Hearing Restoration using focused ultrasound neurostimulation – HEAR-US

Cochlear implants bypass the malfunctioning auditory periphery of profoundly-deaf people to electrically stimulate their auditory nerve. Although many implant listeners can follow auditory-only conversations in quiet environments, their speech recognition performances are much poorer in real-life scenarios where the sound they listen to is mixed with other sounds, such as noise. A commonly-acknowledged reason for this limitation is the poor spatial selectivity of the electrical stimulation. The current delivered by each electrode spreads widely across the cochlea and excites a large population of spiral ganglion neurons (SGNs). The Hear-US project aims to investigate ultrasound (US) neurostimulation as an alternative method to restore hearing to the deaf with an improved spatial selectivity compared to electrical stimulation. Focused US is a recently-explored method for neurostimulation. Evidence of direct neural excitation by US has been obtained for a wide range of stimulus parameters and for different types of neurons. The mechanisms of US stimulation remain, however, unclear and there is, to our knowledge, no demonstration that US can directly excite auditory neurons in mammals. Here we propose:
(1) To understand the physical and molecular mechanisms underlying US-evoked neural responses. A custom experimental set-up will be designed to measure the effects of focused US on neurons cultured in vitro using calcium imaging. Numerical simulations and experiments will be conducted to evaluate which US-induced phenomena (acoustic radiation force, streaming, heating) activate the neurons in our in vitro set-up. The molecular mechanisms will be investigated by first identifying the type of dorsal root ganglion (DRG) neurons responding to US stimulation. The RNA contents of US-responding and non-responding neurons will then be subjected to RNA deep sequencing and compared together to identify candidate US-responsive genes. The genes expressed in both the DRG and SGNs will be selected and their contribution to US responses further validated in an in-vitro gain and loss-of-function experiment.
(2) To investigate US stimulation at different levels of the auditory system in order to understand if and how US waves can be transduced into neural activity. These experiments will be performed in normal hearing and in deafened guinea pigs. Neural activity will be measured either at the level of the inferior colliculus or at the level of the auditory cortex using multichannel recording. The US parameters yielding neural excitation will be compared to those found in the in vitro measurements.
(3) To evaluate if US can produce more spatially-selective excitation than electrical stimulation. This hypothesis will be investigated both in vitro using cultured SGNs placed on micro-electrode arrays and in vivo using deafened guinea pigs.
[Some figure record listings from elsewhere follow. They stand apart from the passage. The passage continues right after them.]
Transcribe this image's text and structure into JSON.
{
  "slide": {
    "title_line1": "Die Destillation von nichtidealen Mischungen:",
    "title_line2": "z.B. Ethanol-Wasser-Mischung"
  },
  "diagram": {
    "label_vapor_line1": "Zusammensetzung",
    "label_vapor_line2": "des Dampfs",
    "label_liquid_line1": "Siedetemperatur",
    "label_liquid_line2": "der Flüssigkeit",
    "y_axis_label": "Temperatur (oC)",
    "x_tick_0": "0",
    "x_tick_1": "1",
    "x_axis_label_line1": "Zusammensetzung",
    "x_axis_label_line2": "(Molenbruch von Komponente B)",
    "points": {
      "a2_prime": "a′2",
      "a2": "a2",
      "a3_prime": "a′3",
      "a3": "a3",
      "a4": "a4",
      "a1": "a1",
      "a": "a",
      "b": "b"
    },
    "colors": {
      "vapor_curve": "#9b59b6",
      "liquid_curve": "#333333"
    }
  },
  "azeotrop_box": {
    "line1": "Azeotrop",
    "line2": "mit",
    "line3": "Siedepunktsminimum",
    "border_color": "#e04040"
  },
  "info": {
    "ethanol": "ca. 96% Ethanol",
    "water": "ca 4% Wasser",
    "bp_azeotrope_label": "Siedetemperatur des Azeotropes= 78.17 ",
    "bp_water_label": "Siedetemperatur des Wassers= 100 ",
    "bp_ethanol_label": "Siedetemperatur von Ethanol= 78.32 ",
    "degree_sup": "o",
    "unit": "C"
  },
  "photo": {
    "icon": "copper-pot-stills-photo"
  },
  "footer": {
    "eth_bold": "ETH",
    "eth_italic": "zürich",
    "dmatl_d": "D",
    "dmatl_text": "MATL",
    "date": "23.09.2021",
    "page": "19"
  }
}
The Hear-US project brings together three laboratories with complementary skills: the LMA with an expertise in cochlear implant design and US, the IBDM in molecular and cellular biology and the LNSC in auditory neurophysiology. This research aims to provide in the near future a new-generation of US cochlear and/or midbrain implants based on multi-element phased array, by analogy with multi-electrode cochlear implants. As previously mentioned, focused US will allow to selectively target subpopulations of SGNs which is not currently possible with standard cochlear implants. A particular interest in multi-element phased array would be the possibility to continuously steer the excitation along the cochlea, similar to what is being achieved in the normal auditory system, for acoustic stimulation. Our methodology combining in vitro and in vivo experimental set-ups, as well as computer simulations will also contribute to the understanding of US neurostimulation. Importantly, we believe that the present project is also timely for other applications that require focal stimulation, such as for blind or paralyzed subjects.